Al Gore
© Sandra Mu/Getty Al Gore

Al Gore Der Mann, der die Welt retten will

Am Amt des US-Präsidenten schrammte Al Gore knapp vorbei. Nun hat er eine neue Mission: den Menschen die Augen öffnen für die drohende Klimakatastrophe

GALA: In Washington wird gemunkelt, dass Sie 2008 ins Weiße Haus ziehen wollen. Stimmt's, Herr Gore?

Al Gore: Dass in der politischen Presselandschaft gemunkelt wird, ist absolut normal - hier wird ständig über jeden und alles spekuliert. Ich kann nur sagen: Ich habe keine Pläne, zu kandidieren.

GALA: Warum? Sitzt die Enttäuschung über die knappe Niederlage 2000 immer noch zu tief?

Al Gore: Nein, ich habe nur mittlerweile andere Wege gefunden, der Welt dienlich zu sein. Ich engagiere mich für eine neue Kampagne. Und die heißt, Amerikas Bürger und die der ganzen Welt zum Umdenken in Sachen Erderwärmung zu bewegen.

GALA: Sie wollen die Welt retten?

Al Gore: Stellen Sie sich vor, Sie gehen am Strand spazieren und finden eine Flaschenpost: "Hilfe! Es geht um Leben und Tod, egal wer diese Nachricht findet, bitte informiere die folgende Adresse." Da stellt sich doch auch niemand die Frage, ob er reagieren soll, sondern läuft sofort japsend los. Nun, die Nachricht, die ich bekommen habe, richtet sich an die Menschen dieser Welt. Es klingt zwar absurd, dass ausgerechnet dieser Hilferuf noch nicht wirklich weitergegeben wurde, aber ich werde genau das tun, immerhin steht die Zukunft unseres Planeten auf dem Spiel. Und das ist die Wahrheit, eine verdammt unbequeme sogar, die ein paar mächtige Interessengemeinschaften den Menschen vorenthalten wollen.

GALA: Auf wen genau spielen Sie an?

Al Gore: Erinnern Sie sich noch, als die Tabakindustrie alles dafür getan hat, um der wissenschaftlichen Erkenntnis zu trotzen und den Zusammenhang von Rauchen und Krebs zu widerlegen? So ähnlich verhält es sich heute mit dem Zusammenhang von Kohlendioxidanstieg und globaler Erwärmung. Es gibt etliche Öl-, Kohle- und Energiekonzerne, die viel Geld ausgeben, um die Bürger darüber zu täuschen. Und die Politik ist so sehr von den Lobbyisten der Öl- und Automobilindustrie lahmgelegt, dass sich in Sachen Umwelt nichts bewegt.

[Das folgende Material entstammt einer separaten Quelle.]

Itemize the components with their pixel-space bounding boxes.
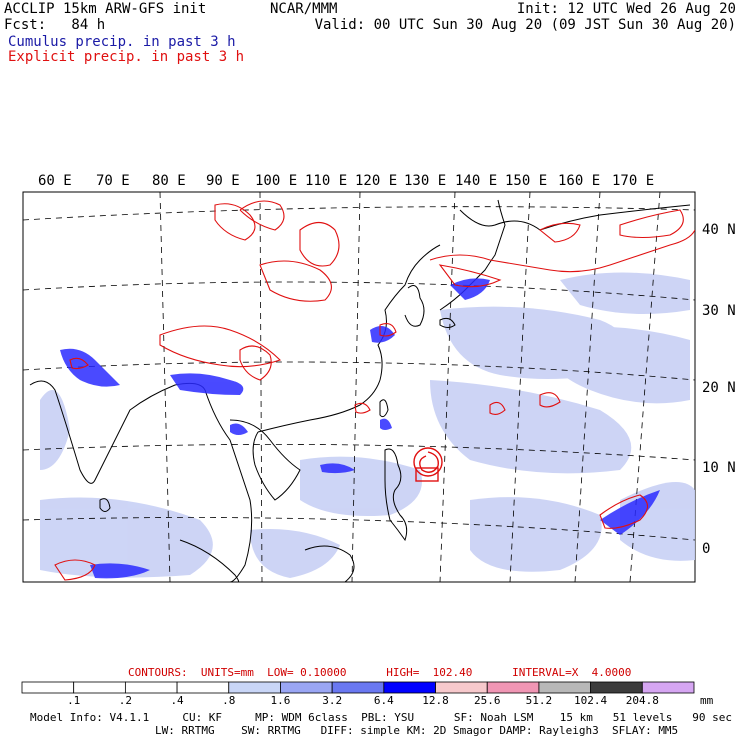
legend-explicit: Explicit precip. in past 3 h — [8, 49, 245, 65]
lon-label: 170 E — [612, 173, 654, 189]
lon-label: 60 E — [38, 173, 72, 189]
colorbar-swatch — [176, 681, 230, 694]
lat-label: 10 N — [702, 460, 736, 476]
colorbar-unit: mm — [700, 694, 714, 707]
precip-map: 60 E 70 E 80 E 90 E 100 E 110 E 120 E 13… — [22, 173, 736, 583]
lat-label: 40 N — [702, 222, 736, 238]
lat-label: 20 N — [702, 380, 736, 396]
lon-label: 70 E — [96, 173, 130, 189]
colorbar-label: .1 — [67, 694, 80, 707]
colorbar-label: 6.4 — [374, 694, 394, 707]
light-precip — [40, 272, 695, 578]
colorbar-swatch — [331, 681, 385, 694]
model-info-line2: LW: RRTMG SW: RRTMG DIFF: simple KM: 2D … — [155, 724, 679, 737]
colorbar-swatch — [641, 681, 695, 694]
colorbar-swatch — [228, 681, 281, 694]
lon-label: 120 E — [355, 173, 397, 189]
legend-cumulus: Cumulus precip. in past 3 h — [8, 34, 236, 50]
lat-label: 0 — [702, 541, 710, 557]
colorbar-label: 25.6 — [474, 694, 501, 707]
lon-label: 80 E — [152, 173, 186, 189]
valid-time: Valid: 00 UTC Sun 30 Aug 20 (09 JST Sun … — [314, 17, 736, 33]
lon-label: 140 E — [455, 173, 497, 189]
colorbar-label: 204.8 — [626, 694, 659, 707]
center-label: NCAR/MMM — [270, 1, 338, 17]
colorbar-label: 102.4 — [574, 694, 607, 707]
colorbar-swatch — [73, 681, 126, 694]
colorbar-label: 1.6 — [271, 694, 291, 707]
colorbar-label: .2 — [119, 694, 132, 707]
cumulus-precip — [60, 278, 660, 579]
colorbar-swatch — [280, 681, 333, 694]
colorbar-label: .8 — [222, 694, 235, 707]
lon-label: 90 E — [206, 173, 240, 189]
typhoon-marker — [413, 447, 443, 482]
colorbar-swatch — [124, 681, 178, 694]
explicit-precip — [54, 200, 695, 581]
colorbar-label: 3.2 — [322, 694, 342, 707]
model-title: ACCLIP 15km ARW-GFS init — [4, 1, 207, 17]
colorbar-swatch — [538, 681, 592, 694]
lon-label: 160 E — [558, 173, 600, 189]
lon-label: 150 E — [505, 173, 547, 189]
colorbar-swatch — [486, 681, 540, 694]
forecast-hour: Fcst: 84 h — [4, 17, 106, 33]
colorbar-label: 51.2 — [526, 694, 553, 707]
latlon-grid — [23, 192, 695, 582]
lon-label: 130 E — [404, 173, 446, 189]
colorbar-swatch — [383, 681, 436, 694]
colorbar-swatch — [435, 681, 488, 694]
model-info-line1: Model Info: V4.1.1 CU: KF MP: WDM 6class… — [30, 711, 732, 724]
lon-label: 100 E — [255, 173, 297, 189]
colorbar-label: .4 — [170, 694, 184, 707]
colorbar: .1.2.4.8 1.6 3.2 6.4 12.8 25.6 51.2 102.4 204.8 … — [21, 681, 714, 707]
init-time: Init: 12 UTC Wed 26 Aug 20 — [516, 1, 736, 17]
colorbar-label: 12.8 — [422, 694, 449, 707]
lon-label: 110 E — [305, 173, 347, 189]
colorbar-swatch — [21, 681, 75, 694]
colorbar-swatch — [590, 681, 643, 694]
contours-summary: CONTOURS: UNITS=mm LOW= 0.10000 HIGH= 10… — [128, 666, 632, 679]
coastlines — [29, 199, 691, 582]
lat-label: 30 N — [702, 303, 736, 319]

GALA: Deswegen wenden Sie sich direkt an die Bevölkerung?

Al Gore: Genau. So lange kein entsprechender Druck von den Wählern kommt, wird sich an der erstarrten Haltung der Regierung nichts ändern. Wer 2008 ins Weiße Haus einzieht, ist in seinem Handlungsspielraum bei der Klimapolitik von der Haltung der Menschen abhängig. Wenn die Mehrheit der Bevölkerung nicht die Dringlichkeit erkennt, werden Politiker nicht den Mut haben, schwerwiegende Schritte zu machen. Sobald allerdings die Wähler darauf drängen, die Umwelt zum Hauptaugenmerk der Politik zu machen, wird diese folgen. Das sollte zwar nicht der Gang der Dinge sein, doch genauso läuft es. Also ist meine Mission, die Menschen aufmerksam zu machen, sie zum Umdenken zu bewegen.

GALA: Denken Sie, dass es überhaupt noch eine Chance gibt, den Planeten zu retten?

Al Gore: Ja. Tatkräftige Unterstützung bekomme ich gerade von einem neuen Beteiligten, der sich in die Debatte eingeklinkt hat. Eine überaus mächtige Stimme. Ihr Name: Mutter Natur. Nehmen Sie Hurrikan Katrina - er brachte Millionen von Menschen zum Umdenken. Über die Vorhersagen der Wissenschaft denken viele jetzt anders. Die hat schließlich schon lange erwiesen, dass Hurrikans immer häufiger und stärker auftreten, je stärker sich die Erde aufheizt. Denken Sie zudem an all die Küstenstädte und Länder, die durch Polarschmelze und ansteigende Meeresspiegel von verheerenden Überschwemmungen bedroht sind. Katastrophal!